御曹司様、あなたの子ではありません!~双子ベビーがパパそっくりで隠し子になりませんでした~
「双子をひとりで産んで育てるつもり? いろいろ無理すぎるでしょ」

自分が双子だったから余計に想像がつくのだろう。ましてやシングルマザーなんて自分でも無茶だとは思うけれど……やるしかない。

「大丈夫。私、頑張るから。命にかけてもふたりを守るから」

やる気を表現したつもりだったのに、逆に紅葉の逆鱗に触れてしまった。

「いや、命かけられても困るから。気合いでなんとかなることじゃないから。そもそも楓が倒れでもしたら、子どもたちどうするの? だいたい頑張ればどうにかなるって、俺、そういうぼんやりしたの一番嫌。生活のこともお金のこともちゃんと算段がついてる?」

ああ、すごく現実的で正論。両親に頭ごなしに怒鳴られたときより、よっぽど精神的に抉られる。

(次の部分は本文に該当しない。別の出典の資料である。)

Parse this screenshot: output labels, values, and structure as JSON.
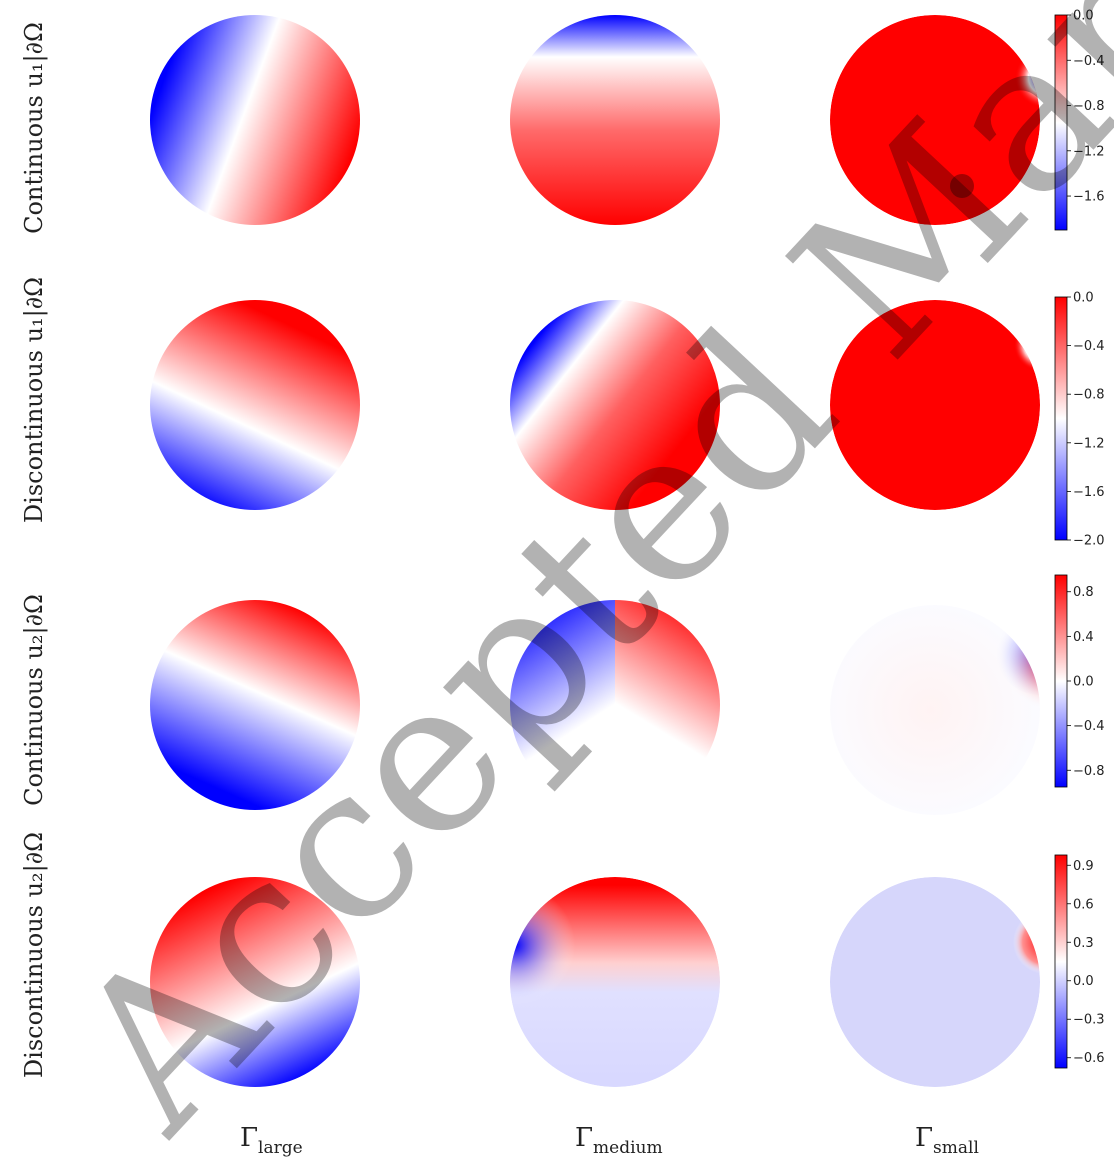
{
  "chart_data": {
    "type": "heatmap",
    "description_free": true,
    "columns": [
      {
        "base": "Γ",
        "sub": "large"
      },
      {
        "base": "Γ",
        "sub": "medium"
      },
      {
        "base": "Γ",
        "sub": "small"
      }
    ],
    "rows": [
      {
        "label": "Continuous u₁|∂Ω",
        "colorbar": {
          "ticks": [
            "0.0",
            "−0.4",
            "−0.8",
            "−1.2",
            "−1.6"
          ],
          "tick_values": [
            0.0,
            -0.4,
            -0.8,
            -1.2,
            -1.6
          ],
          "range": [
            -1.9,
            0.0
          ]
        },
        "panels": [
          {
            "kind": "angle",
            "angle_deg": 30,
            "blue_side": "left"
          },
          {
            "kind": "top_cap"
          },
          {
            "kind": "saturated_red",
            "blob": "top_right",
            "dark_dot": true
          }
        ]
      },
      {
        "label": "Discontinuous u₁|∂Ω",
        "colorbar": {
          "ticks": [
            "0.0",
            "−0.4",
            "−0.8",
            "−1.2",
            "−1.6",
            "−2.0"
          ],
          "tick_values": [
            0.0,
            -0.4,
            -0.8,
            -1.2,
            -1.6,
            -2.0
          ],
          "range": [
            -2.0,
            0.0
          ]
        },
        "panels": [
          {
            "kind": "fan_from_point",
            "point": "lower_right"
          },
          {
            "kind": "fan_from_point",
            "point": "left"
          },
          {
            "kind": "saturated_red",
            "blob": "top_right",
            "dark_dot": false
          }
        ]
      },
      {
        "label": "Continuous u₂|∂Ω",
        "colorbar": {
          "ticks": [
            "0.8",
            "0.4",
            "0.0",
            "−0.4",
            "−0.8"
          ],
          "tick_values": [
            0.8,
            0.4,
            0.0,
            -0.4,
            -0.8
          ],
          "range": [
            -0.95,
            0.95
          ]
        },
        "panels": [
          {
            "kind": "linear",
            "red_side": "top"
          },
          {
            "kind": "split_top",
            "left": "blue",
            "right": "red"
          },
          {
            "kind": "faint_pair",
            "blobs": "right"
          }
        ]
      },
      {
        "label": "Discontinuous u₂|∂Ω",
        "colorbar": {
          "ticks": [
            "0.9",
            "0.6",
            "0.3",
            "0.0",
            "−0.3",
            "−0.6"
          ],
          "tick_values": [
            0.9,
            0.6,
            0.3,
            0.0,
            -0.3,
            -0.6
          ],
          "range": [
            -0.68,
            0.98
          ]
        },
        "panels": [
          {
            "kind": "linear",
            "red_side": "top_left",
            "blue_corner": "bottom_right"
          },
          {
            "kind": "top_red_left_blue"
          },
          {
            "kind": "pale_blue",
            "blob": "right_red"
          }
        ]
      }
    ]
  },
  "watermark": "Accepted Manuscript",
  "colors": {
    "red": "#ff0000",
    "white": "#ffffff",
    "blue": "#0000ff"
  }
}
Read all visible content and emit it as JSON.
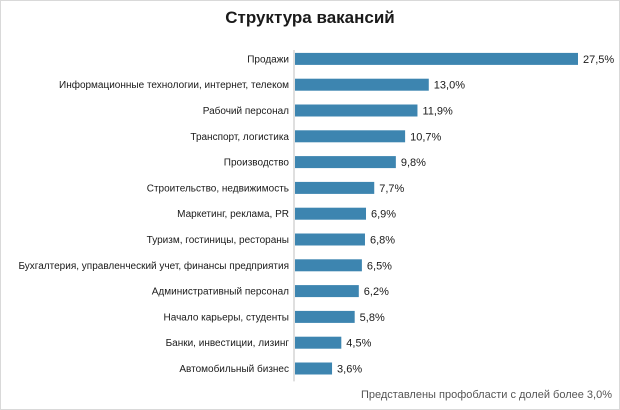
{
  "chart_data": {
    "type": "bar",
    "orientation": "horizontal",
    "title": "Структура вакансий",
    "categories": [
      "Продажи",
      "Информационные технологии, интернет, телеком",
      "Рабочий персонал",
      "Транспорт, логистика",
      "Производство",
      "Строительство, недвижимость",
      "Маркетинг, реклама, PR",
      "Туризм, гостиницы, рестораны",
      "Бухгалтерия, управленческий учет, финансы предприятия",
      "Административный персонал",
      "Начало карьеры, студенты",
      "Банки, инвестиции, лизинг",
      "Автомобильный бизнес"
    ],
    "values": [
      27.5,
      13.0,
      11.9,
      10.7,
      9.8,
      7.7,
      6.9,
      6.8,
      6.5,
      6.2,
      5.8,
      4.5,
      3.6
    ],
    "value_labels": [
      "27,5%",
      "13,0%",
      "11,9%",
      "10,7%",
      "9,8%",
      "7,7%",
      "6,9%",
      "6,8%",
      "6,5%",
      "6,2%",
      "5,8%",
      "4,5%",
      "3,6%"
    ],
    "bar_color": "#3d85b0",
    "grid": false,
    "xlim": [
      0,
      27.5
    ]
  },
  "footnote": "Представлены профобласти с долей более 3,0%"
}
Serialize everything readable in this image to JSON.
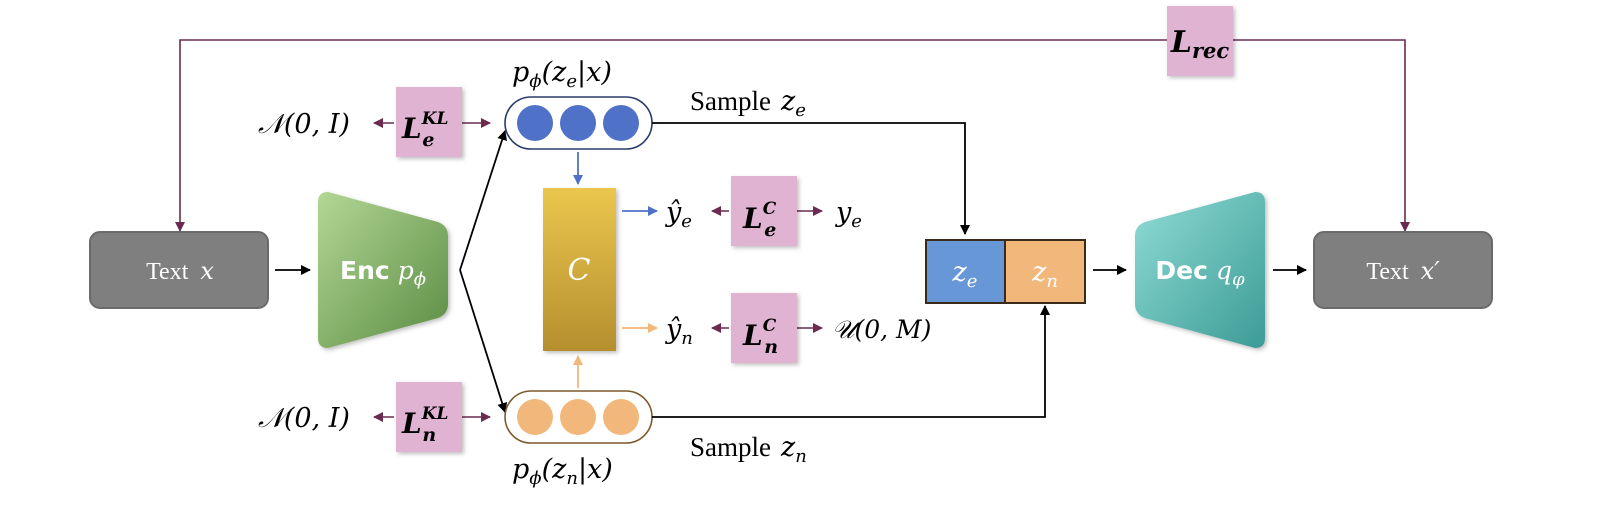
{
  "loss_rec": {
    "base": "L",
    "sub": "rec"
  },
  "loss_kl_e": {
    "base": "L",
    "sup": "KL",
    "sub": "e"
  },
  "loss_kl_n": {
    "base": "L",
    "sup": "KL",
    "sub": "n"
  },
  "loss_c_e": {
    "base": "L",
    "sup": "C",
    "sub": "e"
  },
  "loss_c_n": {
    "base": "L",
    "sup": "C",
    "sub": "n"
  },
  "prior_e": "𝒩(0, I)",
  "prior_n": "𝒩(0, I)",
  "posterior_e": {
    "pre": "p",
    "sub": "ϕ",
    "arg": "(z",
    "argsub": "e",
    "tail": "|x)"
  },
  "posterior_n": {
    "pre": "p",
    "sub": "ϕ",
    "arg": "(z",
    "argsub": "n",
    "tail": "|x)"
  },
  "sample_e": {
    "label": "Sample",
    "var": "z",
    "sub": "e"
  },
  "sample_n": {
    "label": "Sample",
    "var": "z",
    "sub": "n"
  },
  "classifier": "C",
  "yhat_e": {
    "var": "ŷ",
    "sub": "e"
  },
  "yhat_n": {
    "var": "ŷ",
    "sub": "n"
  },
  "target_e": {
    "var": "y",
    "sub": "e"
  },
  "target_n": "𝒰(0, M)",
  "input_text": {
    "label": "Text",
    "var": "x"
  },
  "output_text": {
    "label": "Text",
    "var": "x′"
  },
  "encoder": {
    "label": "Enc",
    "var": "p",
    "sub": "ϕ"
  },
  "decoder": {
    "label": "Dec",
    "var": "q",
    "sub": "φ"
  },
  "latent_e": {
    "var": "z",
    "sub": "e"
  },
  "latent_n": {
    "var": "z",
    "sub": "n"
  },
  "colors": {
    "loss_box": "#e0b3d3",
    "feedback_line": "#6b2a4e",
    "blue_node": "#4f72c8",
    "orange_node": "#f2b77a",
    "classifier_top": "#e8c24a",
    "classifier_bottom": "#b8912f",
    "encoder_top": "#a9cf88",
    "encoder_bottom": "#5d9146",
    "decoder_top": "#86d6d0",
    "decoder_bottom": "#3f9e98",
    "text_box": "#7f7f7f",
    "latent_e": "#6797d6",
    "latent_n": "#f2b77a"
  }
}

紅葉の言うことは、だいたいいつも正しいのだ。これではどっちが先に生まれてきたのかわからないな。まあ、数分の差だとは思うけれど。

「うちに来なよ。空いてる部屋もあるし」

そして結局は優しい。なんだかんだ言いつつも私の気持ちを尊重してくれるのが紅葉だ。

「いや、でも……ダメだよ、紅葉に迷惑かけるわけには――」

「そんなこと言ってる場合じゃないでしょ。本気で産みたいなら、利用できるものは全部利用しなよ。仕事だってしばらくはできないんだから。これからどんどん出費がかさんでいくのに、今、貯金使い切ってどうするのさ。だいたい楓はいつも意地張って行き当たりばったりで――」

また滔々とお説教が始まってしまった。でも全部正しいから、なにも言い返せない。